Marketers are always looking to new trends to give them an edge. While video certainly isn’t new to the scene, marketers are finding more and more ways to use it for a competitive edge. Whether its used for live streaming events, announcing product releases via social, or even training videos on the enterprise intranet, video is ubiquitous and it’s positive impact on your business only stands to grow.
As a digital campaign manager, I am always thinking: optimize, optimize, optimize. There are mornings that I wake up recalling how I dreamt about optimizing our content, our banner ads, and our nurture campaigns. Some of us eat, sleep, and drink our profession. Am I right?
The performance of a landing page can be tricky. This is yet another challenge I take on. Any optimization project always starts with a lot of questions. Sometimes that means just deciding how you’ll test a landing page’s success. Could it be time spent on page? Amount of clicks? Conversions? Video views? Number of return visitors? There are many different elements that one could use to track success metrics but, at the end of the day, most of us (myself included) base our success on conversions, i.e. form fills.
Let’s talk about some of the ways that we have tested our landing page elements and the outcomes.
Adding a Video Teaser on Landing Pages
We recently did a test by adding a video teaser on our landing page before form submission. We thought that this could be risky because people would watch the video and forget to submit the form. But this wasn’t the case. Below you will see the two landing pages that we tested in our SEM channel. Both landing pages had about the same larger volume of impressions, but the video landing page was the clear winner.
This landing page had a higher click through rate by only about .1% but the conversion rate was remarkable. As shown below, the video focused landing page had about a 4% conversion rate as opposed to a 1% conversion rate with the landing page to the right.
Through testing, we have found that video on landing pages is effective and lifts conversion rates.

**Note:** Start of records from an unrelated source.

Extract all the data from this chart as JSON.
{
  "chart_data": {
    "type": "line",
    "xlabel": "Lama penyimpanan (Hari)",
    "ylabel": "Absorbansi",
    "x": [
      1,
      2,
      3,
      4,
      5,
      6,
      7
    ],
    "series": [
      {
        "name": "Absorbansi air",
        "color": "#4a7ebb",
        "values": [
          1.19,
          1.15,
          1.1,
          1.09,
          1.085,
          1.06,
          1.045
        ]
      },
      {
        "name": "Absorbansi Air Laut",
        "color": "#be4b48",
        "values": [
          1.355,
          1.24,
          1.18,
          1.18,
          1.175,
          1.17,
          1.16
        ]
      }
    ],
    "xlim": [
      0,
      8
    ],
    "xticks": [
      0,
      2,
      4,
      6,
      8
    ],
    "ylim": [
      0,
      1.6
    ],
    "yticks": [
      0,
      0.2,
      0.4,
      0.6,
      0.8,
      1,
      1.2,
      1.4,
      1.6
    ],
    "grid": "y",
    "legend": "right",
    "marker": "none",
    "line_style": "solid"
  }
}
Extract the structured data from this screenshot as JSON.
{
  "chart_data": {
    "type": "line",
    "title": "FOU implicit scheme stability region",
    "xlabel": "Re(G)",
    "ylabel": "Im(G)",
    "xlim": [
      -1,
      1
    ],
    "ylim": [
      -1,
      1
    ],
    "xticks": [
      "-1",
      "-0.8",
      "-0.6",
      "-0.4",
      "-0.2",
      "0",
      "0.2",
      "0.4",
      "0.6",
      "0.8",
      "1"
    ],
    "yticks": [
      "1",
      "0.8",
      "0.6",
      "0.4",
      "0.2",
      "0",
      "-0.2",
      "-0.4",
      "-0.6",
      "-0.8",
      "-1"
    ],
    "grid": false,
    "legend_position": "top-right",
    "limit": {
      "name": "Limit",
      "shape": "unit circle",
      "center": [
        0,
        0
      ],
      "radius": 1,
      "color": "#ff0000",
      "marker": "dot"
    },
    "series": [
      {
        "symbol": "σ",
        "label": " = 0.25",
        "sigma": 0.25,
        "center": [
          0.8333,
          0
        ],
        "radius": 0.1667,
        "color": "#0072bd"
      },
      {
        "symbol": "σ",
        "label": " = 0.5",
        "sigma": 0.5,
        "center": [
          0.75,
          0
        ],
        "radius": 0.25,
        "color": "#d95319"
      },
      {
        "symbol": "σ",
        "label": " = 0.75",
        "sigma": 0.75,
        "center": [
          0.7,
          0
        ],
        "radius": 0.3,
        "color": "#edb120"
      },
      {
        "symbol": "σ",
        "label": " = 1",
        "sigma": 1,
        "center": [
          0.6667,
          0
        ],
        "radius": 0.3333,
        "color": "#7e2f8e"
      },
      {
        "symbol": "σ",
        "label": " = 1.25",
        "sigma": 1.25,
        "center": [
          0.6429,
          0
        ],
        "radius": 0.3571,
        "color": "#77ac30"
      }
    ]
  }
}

Reducing the Length of Page Copy
This might seem like an obvious one, but how much copy you have on your landing page can really affect the success of your conversion rates. If you’re marketing to marketers like I am, you recognize that our audience is a multi-tasking, easily distracted group! But really, everyone is short on time! We don’t have the time to read a page full of marketing-heavy copy BEFORE the form and BEFORE the actual asset. In the above examples where we also tested video, we also decreased the copy of the landing page. Since we couldn't be sure that this wasn't affected by our use of video, we tested some more. (Optimize, optimize, optimize!) We've decreased text on multiple campaigns like email and banner ads. We've found this to be extremely effective thus far.
Altering CTA Buttons Language
Our marketing team, and probably yours too, is always looking for ways to spin campaign copy from dull and data driven to witty and clever. Themes and trends are often incorporated into strategy but we found we needed to stick to CTA best practices, keeping the copy short and to the point. We tested several different types, here are a couple of examples:
Download the Guide vs. Snag the Secrets Download the Guide saw a conversion rate of 2.5% where the wittier CTA saw a conversion rate of 2.2%.
Read the Report vs. Download the Whitepaper. Read the report saw a conversion rate of 3% where download the whitepaper had a 6% conversion.
Shifting Placement of Video Lead Forms: In-video vs Right-Hand
We recently tested a standard form vs landing page with an in-video form. After all, it’s video, it’s what we do! The Brightcove player gives the ability to place a lead form in the beginning, middle, and end of a video. We tested a teaser video on a landing page with a form on the right side of the page, like below and we also tested the teaser video with the form at the end of the video.
Within one month of this test, we had a clear winner. An in-video form is not as successful for short videos that are less than two minutes in duration. Interestingly enough, we have learned through multiple tests with in-video forms that people WILL fill out a form if the video is at least 20 minutes. Full demo videos, conference sessions, documentaries warrant an in-video form. When people are paying to see or attend a session or are receiving educational content then they will take that extra step to fill out a form. But for a one minute video teaser, this is not the best practice, so keep the form to a side bar.
So, what are the key take aways in optimizing your landing page?
- Use video teasers to draw interest and communicate more information in limited space
- Less is more -- Reduce the total page copy
- Place forms on the right-hand side for optimal results
- Keep things simple. Make your forms short and your CTAs in direct, conventional language.